PB = Proposed block number (block number of new block)
B = Number of blocks over which to compute levy
pc = Prover’s contribution to block in question (number of proofs)
tc = Total proofs contained in block in question (number of proofs)
PC = Prover’s total contribution over block history (number of proofs)
TC = Total proofs generated over block history (number of proofs)
P = Number of provers contributing to proposed block
Th = Threshold above which a proving levy is applied, as a fraction
M = Proving levy multiplier
PE = Prover excess (The fraction above the threshold that the prover has contributed to prior blocks)
BW = Block reward
LP = Leviable portion (The portion of the block reward subject to the proving levy)
Worked Example:
The sequencer receives 2 proof proposals with the following prover contributions over the previous B blocks. The threshold is 2% and the prover excess multipler is 10. The leviable portion is 60%.
Proposal 1:
Prover Address | Percentage Contribution To Prior Blocks | Prover Excess |
---|---|---|
1 | 1.2 | 0 |
2 | 5.1 | 3.1 * 10 = 31 |
3 | 5.7 | 3.7 * 10 = 37 |
4 | 4.1 | 2.1 * 10 = 21 |
Total Prover Excess: 88%
Prover Levy: 0.88 * 0.6 = 0.528 = ~53% of the sequencer’s fee is forfeited.
Proposal 2:
Prover Address | Percentage Contribution To Prior Blocks | Prover Excess |
---|---|---|
5 | 0.7 | 0 |
6 | 0.2 | 0 |
7 | 1.9 | 0 |
8 | 2.1 | 0.1 * 10 = 1 |
9 | 2.5 | 0.5 * 10 = 5 |
Total Prover Excess: 6%
Prover Levy: 0.06 * 0.6 = 0.036 = ~4% of the sequencer’s fee is forfeited.

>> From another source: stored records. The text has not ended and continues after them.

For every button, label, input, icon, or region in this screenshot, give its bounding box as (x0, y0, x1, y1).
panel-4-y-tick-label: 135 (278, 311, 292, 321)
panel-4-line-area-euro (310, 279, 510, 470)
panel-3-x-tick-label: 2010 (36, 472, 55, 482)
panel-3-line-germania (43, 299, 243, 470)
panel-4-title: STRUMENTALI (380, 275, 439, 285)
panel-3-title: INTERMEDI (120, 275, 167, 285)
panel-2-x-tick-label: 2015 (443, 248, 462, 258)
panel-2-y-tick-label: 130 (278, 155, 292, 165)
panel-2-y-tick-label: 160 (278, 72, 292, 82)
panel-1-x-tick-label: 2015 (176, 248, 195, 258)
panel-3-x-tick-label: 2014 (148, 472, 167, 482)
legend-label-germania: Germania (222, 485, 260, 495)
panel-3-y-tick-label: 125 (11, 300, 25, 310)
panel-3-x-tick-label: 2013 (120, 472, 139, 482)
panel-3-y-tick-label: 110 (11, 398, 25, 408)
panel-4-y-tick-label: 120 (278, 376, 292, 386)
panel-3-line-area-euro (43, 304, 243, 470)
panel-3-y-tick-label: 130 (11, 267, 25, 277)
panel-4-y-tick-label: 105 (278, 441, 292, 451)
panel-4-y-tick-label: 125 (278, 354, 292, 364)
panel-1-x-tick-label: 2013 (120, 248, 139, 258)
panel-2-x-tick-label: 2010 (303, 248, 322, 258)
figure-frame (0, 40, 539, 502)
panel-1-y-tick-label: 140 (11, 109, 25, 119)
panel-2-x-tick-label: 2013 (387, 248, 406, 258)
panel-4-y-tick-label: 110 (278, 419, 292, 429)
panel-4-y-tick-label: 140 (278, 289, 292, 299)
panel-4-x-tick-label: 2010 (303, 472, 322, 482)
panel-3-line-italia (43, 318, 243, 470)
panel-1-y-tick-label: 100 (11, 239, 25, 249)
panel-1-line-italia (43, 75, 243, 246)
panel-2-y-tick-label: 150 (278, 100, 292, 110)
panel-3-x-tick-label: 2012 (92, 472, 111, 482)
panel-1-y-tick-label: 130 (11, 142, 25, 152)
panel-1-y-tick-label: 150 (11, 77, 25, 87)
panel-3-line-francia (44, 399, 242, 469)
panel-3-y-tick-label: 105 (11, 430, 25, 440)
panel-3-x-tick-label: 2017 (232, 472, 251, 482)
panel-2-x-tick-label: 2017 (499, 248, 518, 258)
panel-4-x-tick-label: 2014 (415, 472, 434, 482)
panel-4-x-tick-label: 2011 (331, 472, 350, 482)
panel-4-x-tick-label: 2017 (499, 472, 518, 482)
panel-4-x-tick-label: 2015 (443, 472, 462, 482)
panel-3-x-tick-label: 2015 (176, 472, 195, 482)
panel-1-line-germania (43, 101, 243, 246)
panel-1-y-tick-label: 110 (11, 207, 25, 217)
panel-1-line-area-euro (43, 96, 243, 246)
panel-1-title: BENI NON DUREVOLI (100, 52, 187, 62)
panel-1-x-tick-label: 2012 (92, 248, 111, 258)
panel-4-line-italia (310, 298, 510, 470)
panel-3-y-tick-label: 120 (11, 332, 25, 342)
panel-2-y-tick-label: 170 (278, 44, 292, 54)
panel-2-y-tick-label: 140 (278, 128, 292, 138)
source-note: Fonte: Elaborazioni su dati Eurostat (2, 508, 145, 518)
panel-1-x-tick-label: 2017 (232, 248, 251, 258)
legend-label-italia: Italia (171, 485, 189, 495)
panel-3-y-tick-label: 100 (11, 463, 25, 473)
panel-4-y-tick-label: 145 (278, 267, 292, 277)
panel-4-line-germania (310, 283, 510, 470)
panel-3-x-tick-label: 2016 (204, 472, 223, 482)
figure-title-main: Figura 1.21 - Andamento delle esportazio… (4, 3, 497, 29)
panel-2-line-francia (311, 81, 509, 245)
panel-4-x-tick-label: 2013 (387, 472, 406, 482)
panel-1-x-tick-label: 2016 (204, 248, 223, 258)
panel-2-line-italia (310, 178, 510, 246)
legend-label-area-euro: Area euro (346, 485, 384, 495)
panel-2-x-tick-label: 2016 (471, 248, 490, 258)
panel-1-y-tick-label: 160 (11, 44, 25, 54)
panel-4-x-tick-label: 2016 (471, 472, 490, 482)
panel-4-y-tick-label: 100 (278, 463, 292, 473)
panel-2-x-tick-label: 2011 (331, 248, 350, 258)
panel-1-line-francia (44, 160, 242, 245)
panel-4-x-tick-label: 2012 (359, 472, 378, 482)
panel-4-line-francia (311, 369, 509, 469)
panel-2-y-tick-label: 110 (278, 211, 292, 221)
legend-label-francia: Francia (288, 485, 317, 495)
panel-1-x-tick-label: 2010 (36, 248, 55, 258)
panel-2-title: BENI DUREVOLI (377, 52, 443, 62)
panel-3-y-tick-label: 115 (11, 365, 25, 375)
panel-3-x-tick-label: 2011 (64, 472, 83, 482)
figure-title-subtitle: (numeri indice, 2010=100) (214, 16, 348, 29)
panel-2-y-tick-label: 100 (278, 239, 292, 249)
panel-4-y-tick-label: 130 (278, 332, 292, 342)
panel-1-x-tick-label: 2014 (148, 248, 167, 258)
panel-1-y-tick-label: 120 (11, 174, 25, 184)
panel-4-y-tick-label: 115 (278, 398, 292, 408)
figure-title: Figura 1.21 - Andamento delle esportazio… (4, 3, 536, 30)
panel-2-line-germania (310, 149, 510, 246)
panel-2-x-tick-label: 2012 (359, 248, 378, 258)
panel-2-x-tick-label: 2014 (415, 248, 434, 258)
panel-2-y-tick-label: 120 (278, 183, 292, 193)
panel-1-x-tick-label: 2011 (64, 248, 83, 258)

Proposal 1 contains contributions from proving addresses that have made outsized contributions to prior blocks. As a result the sequencer would forfeit a much higher proportion of their fee for using proposal 1.
Resource Consumption
In order to keep administrative costs to a minimum, we would seek to limit the maximum number of prover addresses that can contribute to a block to say 8. This would result in a maximum of 9 public data state writes for each block, 1 write per prover contributing to the block and 1 write for the total number of proofs used by the block.
The proving levy circuit will need to consume a lot of public state for the calculation of individual contributions over the configured block history.
There would be a maximum of 8 fee transfers required and these would either be on L2, proven by the prover levy circuit or on L1 executed by the Rollup Contract. Additionally, the burning of the proving levy would be performed in the same way.
Known Issues
The system of staking as a way of determining ‘who is proving’ is obviously not without problems. If we computed the levy over 10 blocks and accepted up to 8 proving address per block then simply ‘buying’ 80 proving addresses with 80 times the staking requirement would ensure you could artificially force your proving levy to 0 by rotating addresses. When you factor in the prover threshold you could actually get away with less than 80 in this case. There may be a better solution to staking for this. Or alternatively there may be a combination of staking requirement, prover excess multiplier, threshold etc. that would make it economically unattractive to accumulate staking addresses and the resulting capital it would require.